Tasavvufta, (Gülşeni) yoluna mensub idi.
Önceleri Mısır’a gitmiş idi bir sene.
Orada, bir icazet verildi kendisine.
İbrahim Çelebi nam, bir sahib-i saadet,
Tarafından yazılıp, verildi bu icazet.
İhtiva ettiğinden kıymetli bilgileri,
Aynen neşrediyoruz bu icazetnameyi:
(Ey müminler, bilin ki, gitmek için bir yere,
İhtiyaç vardır elbet, yol bilen bir rehbere.
Bu rehber, ne kadar çok lazımsa bu dünyada,
Daha fazla lazımdır, ahiret yolunda da.
Allah yolunda rehber, tam yetişmiş velidir.
İnsanı, böyle zatlar maksadına erdirir.
Böyle kâmil birini sever ise bir insan,
Sevgisi nisbetinde, feyiz alır o zattan.
Muhabbeti az ise, az olur faidesi.
Çok ise, bu nisbette artar istifadesi.
Hasan Sezai dahi, kâmildir bu manada.
Bu icazetnameyi veriyorum ona da.
Kim ki, onu sever ve ona tam teslim olur.

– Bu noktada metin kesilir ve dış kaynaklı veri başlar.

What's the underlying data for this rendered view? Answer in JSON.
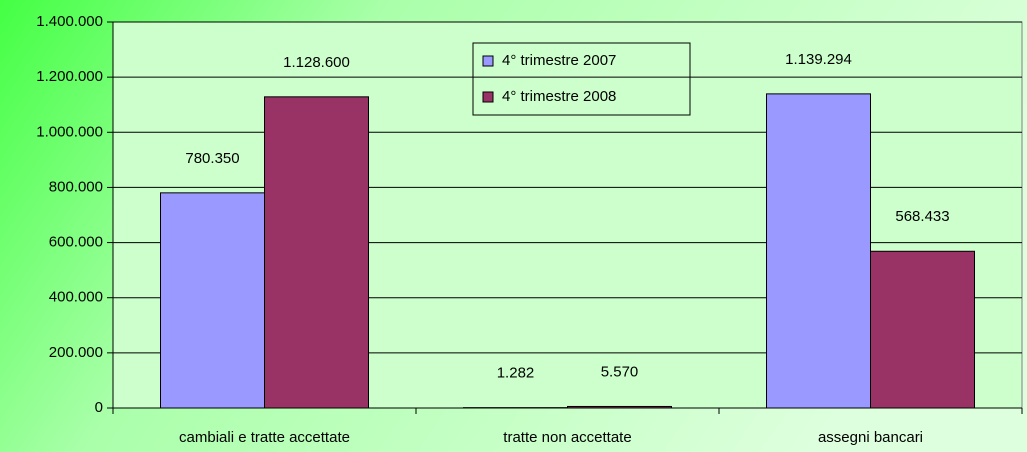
{
  "chart_data": {
    "type": "bar",
    "categories": [
      "cambiali e tratte accettate",
      "tratte non accettate",
      "assegni bancari"
    ],
    "series": [
      {
        "name": "4° trimestre 2007",
        "color": "#9999ff",
        "values": [
          780350,
          1282,
          1139294
        ],
        "value_labels": [
          "780.350",
          "1.282",
          "1.139.294"
        ]
      },
      {
        "name": "4° trimestre 2008",
        "color": "#993366",
        "values": [
          1128600,
          5570,
          568433
        ],
        "value_labels": [
          "1.128.600",
          "5.570",
          "568.433"
        ]
      }
    ],
    "ylim": [
      0,
      1400000
    ],
    "yticks": [
      0,
      {
        "value": 200000,
        "label": "200.000"
      },
      {
        "value": 400000,
        "label": "400.000"
      },
      {
        "value": 600000,
        "label": "600.000"
      },
      {
        "value": 800000,
        "label": "800.000"
      },
      {
        "value": 1000000,
        "label": "1.000.000"
      },
      {
        "value": 1200000,
        "label": "1.200.000"
      },
      {
        "value": 1400000,
        "label": "1.400.000"
      }
    ],
    "grid": true,
    "legend": "top"
  }
}
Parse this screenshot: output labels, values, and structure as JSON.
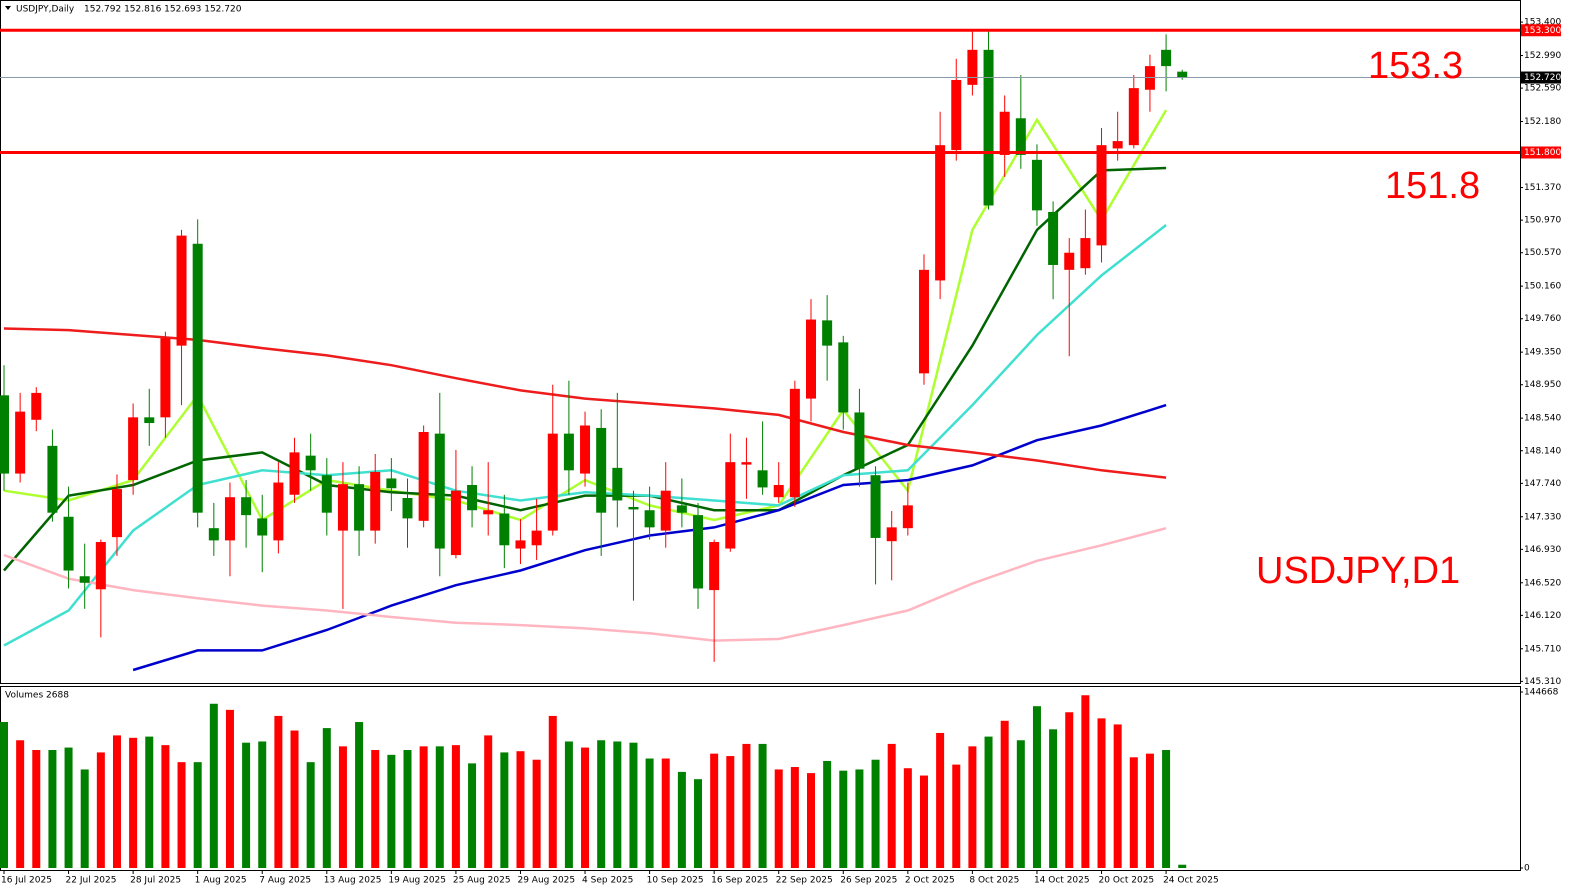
{
  "chart_data": [
    {
      "type": "candlestick",
      "title": "USDJPY,Daily",
      "quote": "152.792 152.816 152.693 152.720",
      "categories": [
        "16 Jul 2025",
        null,
        null,
        null,
        "22 Jul 2025",
        null,
        null,
        null,
        "28 Jul 2025",
        null,
        null,
        null,
        "1 Aug 2025",
        null,
        null,
        null,
        "7 Aug 2025",
        null,
        null,
        null,
        "13 Aug 2025",
        null,
        null,
        null,
        "19 Aug 2025",
        null,
        null,
        null,
        "25 Aug 2025",
        null,
        null,
        null,
        "29 Aug 2025",
        null,
        null,
        null,
        "4 Sep 2025",
        null,
        null,
        null,
        "10 Sep 2025",
        null,
        null,
        null,
        "16 Sep 2025",
        null,
        null,
        null,
        "22 Sep 2025",
        null,
        null,
        null,
        "26 Sep 2025",
        null,
        null,
        null,
        "2 Oct 2025",
        null,
        null,
        null,
        "8 Oct 2025",
        null,
        null,
        null,
        "14 Oct 2025",
        null,
        null,
        null,
        "20 Oct 2025",
        null,
        null,
        null,
        "24 Oct 2025",
        null
      ],
      "open": [
        148.82,
        147.86,
        148.52,
        148.2,
        147.33,
        146.6,
        146.44,
        147.08,
        147.78,
        148.55,
        148.55,
        149.43,
        150.68,
        147.19,
        147.04,
        147.57,
        147.31,
        147.04,
        147.6,
        148.08,
        147.84,
        147.16,
        147.73,
        147.16,
        147.8,
        147.56,
        147.28,
        148.35,
        146.86,
        147.72,
        147.36,
        147.37,
        146.94,
        146.98,
        147.16,
        148.35,
        147.86,
        148.42,
        147.93,
        147.45,
        147.41,
        147.16,
        147.47,
        147.35,
        146.43,
        146.94,
        147.97,
        147.9,
        147.57,
        147.57,
        148.78,
        149.74,
        149.47,
        148.61,
        147.84,
        147.03,
        147.19,
        149.09,
        150.23,
        151.83,
        152.63,
        153.06,
        151.77,
        152.22,
        151.71,
        151.07,
        150.36,
        150.38,
        150.66,
        151.85,
        151.89,
        152.57,
        153.06,
        152.792
      ],
      "high": [
        149.19,
        148.85,
        148.92,
        148.4,
        147.7,
        147.0,
        147.05,
        147.85,
        148.72,
        148.9,
        149.6,
        150.85,
        150.98,
        147.5,
        147.75,
        147.78,
        147.6,
        148.0,
        148.3,
        148.35,
        148.05,
        148.0,
        147.95,
        148.1,
        148.05,
        147.8,
        148.45,
        148.85,
        148.15,
        147.95,
        148.0,
        147.6,
        147.3,
        147.55,
        148.95,
        149.0,
        148.62,
        148.65,
        148.85,
        147.65,
        147.7,
        148.0,
        147.8,
        147.5,
        147.05,
        148.35,
        148.3,
        148.5,
        148.0,
        149.0,
        150.0,
        150.05,
        149.55,
        148.9,
        147.95,
        147.4,
        147.75,
        150.55,
        152.3,
        152.95,
        153.3,
        153.3,
        152.5,
        152.75,
        151.9,
        151.2,
        150.75,
        151.1,
        152.1,
        152.3,
        152.75,
        153.0,
        153.25,
        152.816
      ],
      "low": [
        147.65,
        147.75,
        148.38,
        147.27,
        146.45,
        146.2,
        145.85,
        146.85,
        147.6,
        148.2,
        148.3,
        148.7,
        147.2,
        146.85,
        146.6,
        146.95,
        146.65,
        146.88,
        147.5,
        147.65,
        147.1,
        146.2,
        146.85,
        147.0,
        147.4,
        146.95,
        147.2,
        146.6,
        146.82,
        147.2,
        147.1,
        146.7,
        146.75,
        146.8,
        147.1,
        147.6,
        147.7,
        146.85,
        147.2,
        146.3,
        147.05,
        146.95,
        147.2,
        146.2,
        145.55,
        146.9,
        147.55,
        147.6,
        147.5,
        147.45,
        148.5,
        149.0,
        148.4,
        147.7,
        146.5,
        146.55,
        147.1,
        148.95,
        150.0,
        151.7,
        152.5,
        151.1,
        151.5,
        151.6,
        150.9,
        150.0,
        149.3,
        150.3,
        150.45,
        151.7,
        151.85,
        152.3,
        152.55,
        152.693
      ],
      "close": [
        147.86,
        148.62,
        148.85,
        147.38,
        146.67,
        146.52,
        147.02,
        147.67,
        148.55,
        148.48,
        149.52,
        150.78,
        147.38,
        147.04,
        147.57,
        147.35,
        147.1,
        147.75,
        148.12,
        147.9,
        147.38,
        147.73,
        147.16,
        147.88,
        147.68,
        147.31,
        148.37,
        146.94,
        147.65,
        147.41,
        147.41,
        146.98,
        147.04,
        147.16,
        148.35,
        147.9,
        148.45,
        147.38,
        147.53,
        147.42,
        147.2,
        147.65,
        147.38,
        146.45,
        147.02,
        148.0,
        148.0,
        147.69,
        147.72,
        148.9,
        149.75,
        149.43,
        148.61,
        147.92,
        147.07,
        147.2,
        147.47,
        150.36,
        151.89,
        152.69,
        153.06,
        151.15,
        152.3,
        151.77,
        151.09,
        150.42,
        150.57,
        150.75,
        151.89,
        151.94,
        152.59,
        152.86,
        152.86,
        152.72
      ],
      "up_color": "#ff0000",
      "down_color": "#008000",
      "ylim": [
        145.29,
        153.61
      ],
      "yticks": [
        {
          "value": 153.4,
          "label": "153.400"
        },
        {
          "value": 152.99,
          "label": "152.990"
        },
        {
          "value": 152.59,
          "label": "152.590"
        },
        {
          "value": 152.18,
          "label": "152.180"
        },
        {
          "value": 151.78,
          "label": "151.780"
        },
        {
          "value": 151.37,
          "label": "151.370"
        },
        {
          "value": 150.97,
          "label": "150.970"
        },
        {
          "value": 150.57,
          "label": "150.570"
        },
        {
          "value": 150.16,
          "label": "150.160"
        },
        {
          "value": 149.76,
          "label": "149.760"
        },
        {
          "value": 149.35,
          "label": "149.350"
        },
        {
          "value": 148.95,
          "label": "148.950"
        },
        {
          "value": 148.54,
          "label": "148.540"
        },
        {
          "value": 148.14,
          "label": "148.140"
        },
        {
          "value": 147.74,
          "label": "147.740"
        },
        {
          "value": 147.33,
          "label": "147.330"
        },
        {
          "value": 146.93,
          "label": "146.930"
        },
        {
          "value": 146.52,
          "label": "146.520"
        },
        {
          "value": 146.12,
          "label": "146.120"
        },
        {
          "value": 145.71,
          "label": "145.710"
        },
        {
          "value": 145.31,
          "label": "145.310"
        }
      ],
      "hlines": [
        {
          "value": 153.3,
          "axis_label": "153.300",
          "text": "153.3",
          "color": "#ff0000"
        },
        {
          "value": 151.8,
          "axis_label": "151.800",
          "text": "151.8",
          "color": "#ff0000"
        }
      ],
      "current_price": {
        "value": 152.72,
        "label": "152.720"
      },
      "annotation": "USDJPY,D1",
      "overlays": [
        {
          "color": "#adff2f",
          "x": [
            "16 Jul 2025",
            "22 Jul 2025",
            "28 Jul 2025",
            "1 Aug 2025",
            "7 Aug 2025",
            "13 Aug 2025",
            "19 Aug 2025",
            "25 Aug 2025",
            "29 Aug 2025",
            "4 Sep 2025",
            "10 Sep 2025",
            "16 Sep 2025",
            "22 Sep 2025",
            "26 Sep 2025",
            "2 Oct 2025",
            "8 Oct 2025",
            "14 Oct 2025",
            "20 Oct 2025",
            "24 Oct 2025"
          ],
          "values": [
            147.65,
            147.53,
            147.78,
            148.82,
            147.29,
            147.78,
            147.65,
            147.53,
            147.29,
            147.78,
            147.47,
            147.29,
            147.47,
            148.64,
            147.65,
            150.85,
            152.2,
            150.97,
            152.32
          ]
        },
        {
          "color": "#006400",
          "x": [
            "16 Jul 2025",
            "22 Jul 2025",
            "28 Jul 2025",
            "1 Aug 2025",
            "7 Aug 2025",
            "13 Aug 2025",
            "19 Aug 2025",
            "25 Aug 2025",
            "29 Aug 2025",
            "4 Sep 2025",
            "10 Sep 2025",
            "16 Sep 2025",
            "22 Sep 2025",
            "26 Sep 2025",
            "2 Oct 2025",
            "8 Oct 2025",
            "14 Oct 2025",
            "20 Oct 2025",
            "24 Oct 2025"
          ],
          "values": [
            146.67,
            147.59,
            147.72,
            148.02,
            148.12,
            147.72,
            147.63,
            147.59,
            147.41,
            147.59,
            147.59,
            147.41,
            147.41,
            147.84,
            148.21,
            149.43,
            150.85,
            151.58,
            151.61
          ]
        },
        {
          "color": "#40e0d0",
          "x": [
            "16 Jul 2025",
            "22 Jul 2025",
            "28 Jul 2025",
            "1 Aug 2025",
            "7 Aug 2025",
            "13 Aug 2025",
            "19 Aug 2025",
            "25 Aug 2025",
            "29 Aug 2025",
            "4 Sep 2025",
            "10 Sep 2025",
            "16 Sep 2025",
            "22 Sep 2025",
            "26 Sep 2025",
            "2 Oct 2025",
            "8 Oct 2025",
            "14 Oct 2025",
            "20 Oct 2025",
            "24 Oct 2025"
          ],
          "values": [
            145.75,
            146.18,
            147.16,
            147.72,
            147.9,
            147.84,
            147.9,
            147.65,
            147.53,
            147.63,
            147.59,
            147.53,
            147.47,
            147.84,
            147.9,
            148.7,
            149.56,
            150.29,
            150.91
          ]
        },
        {
          "color": "#0000cd",
          "x": [
            "16 Jul 2025",
            "22 Jul 2025",
            "28 Jul 2025",
            "1 Aug 2025",
            "7 Aug 2025",
            "13 Aug 2025",
            "19 Aug 2025",
            "25 Aug 2025",
            "29 Aug 2025",
            "4 Sep 2025",
            "10 Sep 2025",
            "16 Sep 2025",
            "22 Sep 2025",
            "26 Sep 2025",
            "2 Oct 2025",
            "8 Oct 2025",
            "14 Oct 2025",
            "20 Oct 2025",
            "24 Oct 2025"
          ],
          "values": [
            null,
            null,
            145.45,
            145.69,
            145.69,
            145.94,
            146.24,
            146.49,
            146.67,
            146.92,
            147.1,
            147.2,
            147.41,
            147.72,
            147.78,
            147.96,
            148.27,
            148.45,
            148.7
          ]
        },
        {
          "color": "#ee1c1c",
          "x": [
            "16 Jul 2025",
            "22 Jul 2025",
            "28 Jul 2025",
            "1 Aug 2025",
            "7 Aug 2025",
            "13 Aug 2025",
            "19 Aug 2025",
            "25 Aug 2025",
            "29 Aug 2025",
            "4 Sep 2025",
            "10 Sep 2025",
            "16 Sep 2025",
            "22 Sep 2025",
            "26 Sep 2025",
            "2 Oct 2025",
            "8 Oct 2025",
            "14 Oct 2025",
            "20 Oct 2025",
            "24 Oct 2025"
          ],
          "values": [
            149.64,
            149.62,
            149.56,
            149.5,
            149.4,
            149.31,
            149.19,
            149.03,
            148.88,
            148.78,
            148.72,
            148.66,
            148.58,
            148.37,
            148.21,
            148.12,
            148.02,
            147.9,
            147.81
          ]
        },
        {
          "color": "#ffb6c1",
          "x": [
            "16 Jul 2025",
            "22 Jul 2025",
            "28 Jul 2025",
            "1 Aug 2025",
            "7 Aug 2025",
            "13 Aug 2025",
            "19 Aug 2025",
            "25 Aug 2025",
            "29 Aug 2025",
            "4 Sep 2025",
            "10 Sep 2025",
            "16 Sep 2025",
            "22 Sep 2025",
            "26 Sep 2025",
            "2 Oct 2025",
            "8 Oct 2025",
            "14 Oct 2025",
            "20 Oct 2025",
            "24 Oct 2025"
          ],
          "values": [
            146.86,
            146.57,
            146.43,
            146.33,
            146.24,
            146.18,
            146.1,
            146.03,
            146.0,
            145.96,
            145.9,
            145.81,
            145.83,
            146.0,
            146.18,
            146.51,
            146.79,
            146.98,
            147.19
          ]
        }
      ]
    },
    {
      "type": "bar",
      "title": "Volumes 2688",
      "values": [
        120000,
        105000,
        97000,
        97000,
        99000,
        81000,
        95000,
        109000,
        107000,
        108000,
        101000,
        87000,
        87000,
        135000,
        130000,
        103000,
        104000,
        125000,
        113000,
        87000,
        115000,
        100000,
        120000,
        97000,
        93000,
        97000,
        100000,
        100000,
        101000,
        86000,
        109000,
        95000,
        96000,
        89000,
        125000,
        104000,
        99000,
        105000,
        104000,
        103000,
        90000,
        90000,
        79000,
        73000,
        94000,
        92000,
        102000,
        102000,
        81000,
        83000,
        78000,
        88000,
        80000,
        81000,
        89000,
        102000,
        82000,
        76000,
        111000,
        85000,
        100000,
        108000,
        121000,
        105000,
        133000,
        114000,
        128000,
        142000,
        123000,
        118000,
        91000,
        94000,
        97000,
        2688
      ],
      "ylim": [
        0,
        144668
      ],
      "yticks": [
        144668,
        0
      ]
    }
  ]
}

Dünya ve ahirette saadete kavuşur.
Ancak rehberinizi, Allah için seviniz.
Sakın bu sevginize, karışmasın nefsiniz.
Nefsi bir gaye ile severseniz o zatı
Ondan bulamazsınız manevi menfaatı.
İbadet yaparken de, karışmasın nefsiniz.
Yoksa ihlassız olup, kabul etmez Rabbimiz.
Şirk, bilhassa bu yolda gizlidir, aman sakın.
Yaptığınız her işi, sırf Allah için yapın.
Kim ihlas sahibiyse yaptığı her bir işte,
Ona gıbta ediniz, halis kul odur işte.
Kötü kimseler ile etmeyin arkadaşlık.
Zira size, onlardan, bulaşır her fenalık.
Hak söze kulak verip, sevin rehberinizi.
Çünkü o, saadete erdirir elbet sizi.
İslam’dan, zerre kadar ayrılmışsa bir insan,
Havada uçsa bile, kaçın onun yanından.
Harikulade işler yaparsa da o kişi,
Keramet denmez ona, istidractır o işi.
Dinin bir edebine etmiyorsa riayet,
Denizde yürümesi, değildir bir keramet.
Yolumuzun esası, İslam’ı öğrenmektir.
Ve her işi, İslam’a muvafık işlemektir.
Tasavvufa girmekten gaye de, budur zaten,
Başka şeye kavuşmak, hiç değildir katiyen.
Bu nasihatlerimi eyleyin mülahaza.
Ve hatta küpe edip, takın kulağınıza.)
Bu icazetnameyi alıp bu mübarek zat,
Edirne’nin halkını, yıllarca etti irşad.